Rosa de Jericó

Rosa de Jerico

 

A Rosa de Jericó, também conhecida como flor da ressurreição, é uma planta do deserto que cresce no Oriente médio e na América Central. Em um ambiente favorável, estas plantas se reproduzem, crescendo de forma exuberante e muito rapidamente. Mas nos períodos em que o ar e a terra tornam-se secos, a flor da ressurreição se encolhe toda formando uma bola e guardando o mínimo de umidade em seu interior. Suas raízes se soltam do “corpo” e desta forma podem sobreviver por longos períodos sem uma gota d´água sequer. Novamente em contato com a umidade, a bola abre suas folhas e rapidamente “retorna à vida”. O mesmo acontece no Brasil com uma planta chamada ipê. Quanto mais frio e seco for o inverno, mais ela percebe a ameaça de morrer e, nesse receio, explode em exuberância, a fim de gerar frutos que garantirão a vida.

Em Santa Maria de Belém do Grão Pará, assim como em outros estados brasileiros, algo similar a rosa de jericó e ao ipê acontece com os artistas. Sobreviventes, grupos e coletivos se veem em situação única na história da vida cultural da cidade e do país e, por este motivo, parecem impulsionados a cruzar um limiar. Diante deste quadro, disparam novas frentes de atuação com abertura de espaços que firmam uma produção poética com potência política ao promover, de modo autônomo, práticas de intervenção, formação e experimentação artística que se constituem como micropolíticas para cidade.
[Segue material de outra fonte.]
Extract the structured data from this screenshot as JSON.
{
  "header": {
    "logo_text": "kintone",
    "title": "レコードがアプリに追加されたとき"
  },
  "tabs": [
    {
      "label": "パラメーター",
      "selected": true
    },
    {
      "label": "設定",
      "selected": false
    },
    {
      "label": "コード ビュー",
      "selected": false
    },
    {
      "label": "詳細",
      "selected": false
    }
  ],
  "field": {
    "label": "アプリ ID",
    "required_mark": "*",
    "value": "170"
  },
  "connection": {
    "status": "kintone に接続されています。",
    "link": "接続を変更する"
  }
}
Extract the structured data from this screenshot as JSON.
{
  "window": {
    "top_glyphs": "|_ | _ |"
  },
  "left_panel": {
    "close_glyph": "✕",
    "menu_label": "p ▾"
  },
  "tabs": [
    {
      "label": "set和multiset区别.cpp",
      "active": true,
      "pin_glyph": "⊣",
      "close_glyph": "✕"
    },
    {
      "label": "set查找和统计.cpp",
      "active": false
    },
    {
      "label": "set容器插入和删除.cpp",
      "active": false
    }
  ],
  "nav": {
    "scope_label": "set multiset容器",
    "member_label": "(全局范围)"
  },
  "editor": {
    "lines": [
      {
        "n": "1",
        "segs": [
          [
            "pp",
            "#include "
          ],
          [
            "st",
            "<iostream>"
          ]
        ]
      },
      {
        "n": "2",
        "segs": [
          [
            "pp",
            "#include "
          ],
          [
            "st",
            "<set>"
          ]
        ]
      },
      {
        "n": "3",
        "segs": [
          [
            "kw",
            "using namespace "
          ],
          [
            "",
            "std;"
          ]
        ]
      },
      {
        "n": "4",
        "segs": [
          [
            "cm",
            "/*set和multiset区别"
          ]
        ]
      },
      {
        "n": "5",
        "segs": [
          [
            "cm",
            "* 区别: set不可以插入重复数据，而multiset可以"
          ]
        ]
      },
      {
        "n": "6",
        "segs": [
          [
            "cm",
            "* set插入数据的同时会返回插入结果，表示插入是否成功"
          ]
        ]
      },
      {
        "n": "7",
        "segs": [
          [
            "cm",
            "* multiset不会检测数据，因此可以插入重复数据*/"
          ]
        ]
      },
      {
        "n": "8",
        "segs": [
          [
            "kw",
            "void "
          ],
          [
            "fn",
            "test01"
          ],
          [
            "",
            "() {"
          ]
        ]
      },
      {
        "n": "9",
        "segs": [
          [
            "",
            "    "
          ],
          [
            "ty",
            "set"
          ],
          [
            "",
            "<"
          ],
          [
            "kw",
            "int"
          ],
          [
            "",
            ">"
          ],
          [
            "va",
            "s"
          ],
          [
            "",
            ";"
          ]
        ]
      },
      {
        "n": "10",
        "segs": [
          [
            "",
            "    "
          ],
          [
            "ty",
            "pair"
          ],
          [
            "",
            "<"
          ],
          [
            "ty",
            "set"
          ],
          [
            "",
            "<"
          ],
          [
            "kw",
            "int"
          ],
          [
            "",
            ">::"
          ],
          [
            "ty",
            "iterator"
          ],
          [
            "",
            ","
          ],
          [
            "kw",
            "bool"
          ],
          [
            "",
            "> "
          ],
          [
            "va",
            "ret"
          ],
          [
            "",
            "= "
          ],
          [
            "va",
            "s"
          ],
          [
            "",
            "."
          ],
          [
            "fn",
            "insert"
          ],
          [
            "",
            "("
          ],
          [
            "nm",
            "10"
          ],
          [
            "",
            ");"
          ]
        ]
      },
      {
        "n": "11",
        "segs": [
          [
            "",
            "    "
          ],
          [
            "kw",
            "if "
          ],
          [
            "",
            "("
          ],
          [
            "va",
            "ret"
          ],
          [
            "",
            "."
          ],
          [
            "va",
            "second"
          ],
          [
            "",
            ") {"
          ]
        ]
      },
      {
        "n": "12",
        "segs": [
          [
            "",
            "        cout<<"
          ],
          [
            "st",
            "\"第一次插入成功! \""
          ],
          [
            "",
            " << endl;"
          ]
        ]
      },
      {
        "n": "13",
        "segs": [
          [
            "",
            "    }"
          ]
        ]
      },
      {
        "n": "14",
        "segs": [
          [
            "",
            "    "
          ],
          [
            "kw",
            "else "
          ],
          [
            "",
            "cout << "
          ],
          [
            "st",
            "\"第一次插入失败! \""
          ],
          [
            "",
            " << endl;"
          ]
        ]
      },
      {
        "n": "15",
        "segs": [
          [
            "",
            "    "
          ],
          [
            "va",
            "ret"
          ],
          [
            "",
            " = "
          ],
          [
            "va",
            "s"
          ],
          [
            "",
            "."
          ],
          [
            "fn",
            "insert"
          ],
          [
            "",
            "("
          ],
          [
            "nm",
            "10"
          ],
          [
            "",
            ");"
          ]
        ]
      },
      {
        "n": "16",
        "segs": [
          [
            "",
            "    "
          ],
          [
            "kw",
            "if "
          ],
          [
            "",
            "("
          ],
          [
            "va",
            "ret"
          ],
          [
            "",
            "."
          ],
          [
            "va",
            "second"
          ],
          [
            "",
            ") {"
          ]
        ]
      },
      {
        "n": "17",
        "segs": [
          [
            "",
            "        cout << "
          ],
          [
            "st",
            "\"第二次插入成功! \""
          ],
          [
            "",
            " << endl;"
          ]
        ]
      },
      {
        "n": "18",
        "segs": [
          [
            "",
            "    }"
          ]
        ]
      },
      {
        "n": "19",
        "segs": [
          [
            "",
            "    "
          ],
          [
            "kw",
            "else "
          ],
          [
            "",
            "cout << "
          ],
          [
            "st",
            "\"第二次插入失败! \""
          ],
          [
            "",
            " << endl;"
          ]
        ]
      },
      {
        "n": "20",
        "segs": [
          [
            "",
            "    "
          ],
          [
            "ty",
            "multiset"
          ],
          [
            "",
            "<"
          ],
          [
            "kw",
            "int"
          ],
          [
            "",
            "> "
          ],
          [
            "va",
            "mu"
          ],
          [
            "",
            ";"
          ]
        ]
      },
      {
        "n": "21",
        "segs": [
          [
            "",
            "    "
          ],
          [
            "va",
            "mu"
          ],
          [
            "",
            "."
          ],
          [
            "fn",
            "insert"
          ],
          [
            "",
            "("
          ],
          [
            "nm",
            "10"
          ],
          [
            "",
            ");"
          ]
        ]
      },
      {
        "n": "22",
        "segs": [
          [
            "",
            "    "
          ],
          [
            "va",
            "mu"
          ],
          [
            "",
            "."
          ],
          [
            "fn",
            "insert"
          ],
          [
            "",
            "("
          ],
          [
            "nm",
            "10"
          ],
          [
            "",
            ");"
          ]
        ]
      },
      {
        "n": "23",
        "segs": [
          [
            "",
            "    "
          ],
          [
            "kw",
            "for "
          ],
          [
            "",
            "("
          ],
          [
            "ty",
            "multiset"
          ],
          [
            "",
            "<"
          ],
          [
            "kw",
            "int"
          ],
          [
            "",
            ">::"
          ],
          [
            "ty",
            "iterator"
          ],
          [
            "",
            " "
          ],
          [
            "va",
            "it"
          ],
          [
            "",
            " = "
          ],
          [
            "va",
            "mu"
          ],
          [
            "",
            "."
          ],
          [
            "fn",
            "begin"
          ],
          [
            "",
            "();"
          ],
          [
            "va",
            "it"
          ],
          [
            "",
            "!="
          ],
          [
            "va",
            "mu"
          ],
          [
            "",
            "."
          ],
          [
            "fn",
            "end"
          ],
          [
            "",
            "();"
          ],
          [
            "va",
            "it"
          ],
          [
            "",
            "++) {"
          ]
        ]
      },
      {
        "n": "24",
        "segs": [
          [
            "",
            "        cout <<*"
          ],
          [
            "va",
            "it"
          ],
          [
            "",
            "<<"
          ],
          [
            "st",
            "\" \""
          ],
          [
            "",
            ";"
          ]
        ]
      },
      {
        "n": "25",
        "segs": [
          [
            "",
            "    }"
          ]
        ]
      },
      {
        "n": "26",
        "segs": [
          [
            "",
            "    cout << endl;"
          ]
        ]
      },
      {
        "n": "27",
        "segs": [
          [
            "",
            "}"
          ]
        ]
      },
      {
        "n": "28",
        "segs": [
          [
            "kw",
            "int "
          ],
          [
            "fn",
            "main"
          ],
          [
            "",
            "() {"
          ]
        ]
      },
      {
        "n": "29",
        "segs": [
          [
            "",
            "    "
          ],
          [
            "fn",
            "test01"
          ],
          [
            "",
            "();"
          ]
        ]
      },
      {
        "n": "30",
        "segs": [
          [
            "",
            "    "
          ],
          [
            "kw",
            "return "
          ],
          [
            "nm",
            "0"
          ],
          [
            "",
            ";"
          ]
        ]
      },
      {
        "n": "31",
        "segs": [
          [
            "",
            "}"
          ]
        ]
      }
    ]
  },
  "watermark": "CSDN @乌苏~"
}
A rosa de jericó, figurada como a imagem força desta rede, é uma metáfora dos artistas no movimento de gerir espaços, num contexto poético-político, por condutas que comportam uma bios similar a dessa planta do deserto. Nesse sentido, são capazes de manifestar potência de vida nutrida tanto pela abundância do recurso natural de que necessitam, como também, diante de sua escassez, ao simular sua própria morte como condição necessária para sua sobrevivência. É o que acontece quando os espaços artísticos são obrigados a fechar suas portas. E como se comportam os grupos e coletivos que eles abrigavam? Resistem! Continuam caminhando no deserto de políticas culturais em busca dos recursos para manutenção e continuidade de suas práticas artísticas. E dificilmente morrem. Encontram uma maneira cognitiva de dialogar com seu meio e saciar sua sede com o mínimo de água. Uma vez abastecidos, explodem em vida. Um tipo de resistência que também manifesta na fragilidade a sua potência. No entanto, nem só de água ou aridez necessita essa flor da ressurreição, mas de ambos os ecossistemas.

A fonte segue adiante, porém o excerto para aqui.